On Sat, May 09, 2020 at 09:01:53AM -0400, Qian Cai wrote:
> 
> 
> > On May 9, 2020, at 12:33 AM, Paul E. McKenney <paulmck@kernel.org> wrote:
> > 
> > On Fri, May 08, 2020 at 04:59:05PM -0400, Qian Cai wrote:
> >> 
> >> 
> >>> On Feb 11, 2020, at 8:54 AM, Qian Cai <cai@lca.pw> wrote:
> >>> 
> >>> prev->next could be accessed concurrently as noticed by KCSAN,
> >>> 
> >>> write (marked) to 0xffff9d3370dbbe40 of 8 bytes by task 3294 on cpu 107:
> >>> osq_lock+0x25f/0x350
> >>> osq_wait_next at kernel/locking/osq_lock.c:79
> >>> (inlined by) osq_lock at kernel/locking/osq_lock.c:185
> >>> rwsem_optimistic_spin
> >>> <snip>
> >>> 
> >>> read to 0xffff9d3370dbbe40 of 8 bytes by task 3398 on cpu 100:
> >>> osq_lock+0x196/0x350
> >>> osq_lock at kernel/locking/osq_lock.c:157
> >>> rwsem_optimistic_spin
> >>> <snip>
> >>> 
> >>> Since the write only stores NULL to prev->next and the read tests if
> >>> prev->next equals to this_cpu_ptr(&osq_node). Even if the value is
> >>> shattered, the code is still working correctly. Thus, mark it as an
> >>> intentional data race using the data_race() macro.
> >>> 
> >>> Signed-off-by: Qian Cai <cai@lca.pw>
> >> 
> >> Hmm, this patch has been dropped from linux-next from some reasons.
> >> 
> >> Paul, can you pick this up along with KCSAN fixes?
> >> 
> >> https://lore.kernel.org/lkml/1581429255-12542-1-git-send-email-cai@lca.pw/
> > 
> > I have queued it on -rcu, but it is too late for v5.8 via the -rcu tree,
> > so this is v5.9 at the earliest.  Plus I would need an ack from one of
> > the locking folks.
> 
> Peter, Will, can you give an ACK? This v2 should incorporate all the feedback from Peter,
> 
> https://lore.kernel.org/lkml/20200211124753.GP14914@hirez.programming.kicks-ass.net/
> 
> V5.9 is fine. All I care about is it is always in linux-next (so the testing bots won’t trigger this over and over again) and to be in mainline at some point in the future.
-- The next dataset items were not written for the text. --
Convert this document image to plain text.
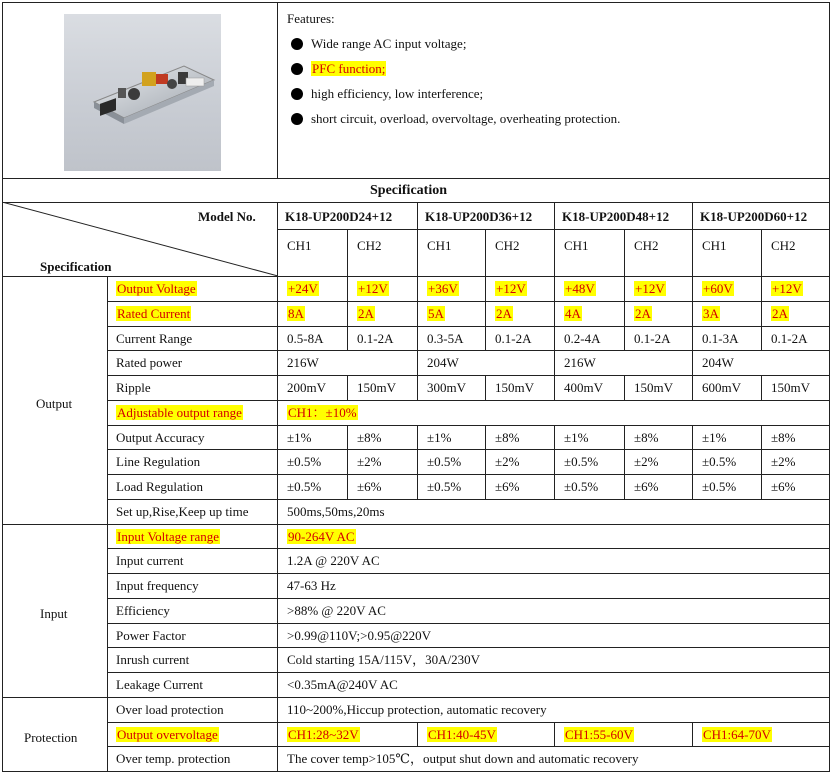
Features:
Wide range AC input voltage;
PFC function;
high efficiency, low interference;
short circuit, overload, overvoltage, overheating protection.
Specification
Model No.
Specification
Output
Input
Protection
K18-UP200D24+12	K18-UP200D36+12 K18-UP200D48+12 K18-UP200D60+12
CH1	CH2	CH1	CH2	CH1	CH2	CH1	CH2
Output Voltage	+24V	+12V	+36V	+12V	+48V	+12V	+60V	+12V
Rated Current	8A	2A	5A	2A	4A	2A	3A	2A
Current Range	0.5-8A	0.1-2A	0.3-5A 0.1-2A	0.2-4A	0.1-2A 0.1-3A	0.1-2A
Rated power	216W	204W	216W	204W
Ripple	200mV 150mV 300mV 150mV 400mV 150mV 600mV 150mV
Adjustable output range	CH1：±10%
Output Accuracy	±1%	±8%	±1%	±8%	±1%	±8%	±1%	±8%
Line Regulation	±0.5%	±2%	±0.5%	±2%	±0.5%	±2%	±0.5%	±2%
Load Regulation	±0.5%	±6%	±0.5%	±6%	±0.5%	±6%	±0.5%	±6%
Set up,Rise,Keep up time	500ms,50ms,20ms
Input Voltage range	90-264V AC
Input current	1.2A @ 220V AC
Input frequency	47-63 Hz
Efficiency	>88% @ 220V AC
Power Factor	>0.99@110V;>0.95@220V
Inrush current	Cold starting 15A/115V，30A/230V
Leakage Current	<0.35mA@240V AC
Over load protection	110~200%,Hiccup protection, automatic recovery
Output overvoltage	CH1:28~32V	CH1:40-45V	CH1:55-60V	CH1:64-70V
Over temp. protection	The cover temp>105℃，output shut down and automatic recovery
Ah, and I forgot to ask.  Why "if (data_race(prev->next == node)" instead
of "if (data_race(prev->next) == node"?

							Thanx, Paul

> >>> ---
> >>> 
> >>> v2: insert some code comments.
> >>> 
> >>> kernel/locking/osq_lock.c | 6 +++++-
> >>> 1 file changed, 5 insertions(+), 1 deletion(-)
> >>> 
> >>> diff --git a/kernel/locking/osq_lock.c b/kernel/locking/osq_lock.c
> >>> index 1f7734949ac8..f733bcd99e8a 100644
> >>> --- a/kernel/locking/osq_lock.c
> >>> +++ b/kernel/locking/osq_lock.c
> >>> @@ -154,7 +154,11 @@ bool osq_lock(struct optimistic_spin_queue *lock)
> >>> 	 */
> >>> 
> >>> 	for (;;) {
> >>> -		if (prev->next == node &&
> >>> +		/*
> >>> +		 * cpu_relax() below implies a compiler barrier which would
> >>> +		 * prevent this comparison being optimized away.
> >>> +		 */
> >>> +		if (data_race(prev->next == node) &&
> >>> 		    cmpxchg(&prev->next, node, NULL) == node)
> >>> 			break;
> >>> 
> >>> -- 
> >>> 1.8.3.1
>
Qian Cai May 9, 2020, 4:53 p.m. UTC | #5
> On May 9, 2020, at 12:12 PM, Paul E. McKenney <paulmck@kernel.org> wrote:
> 
> Ah, and I forgot to ask.  Why "if (data_race(prev->next == node)" instead
> of "if (data_race(prev->next) == node"?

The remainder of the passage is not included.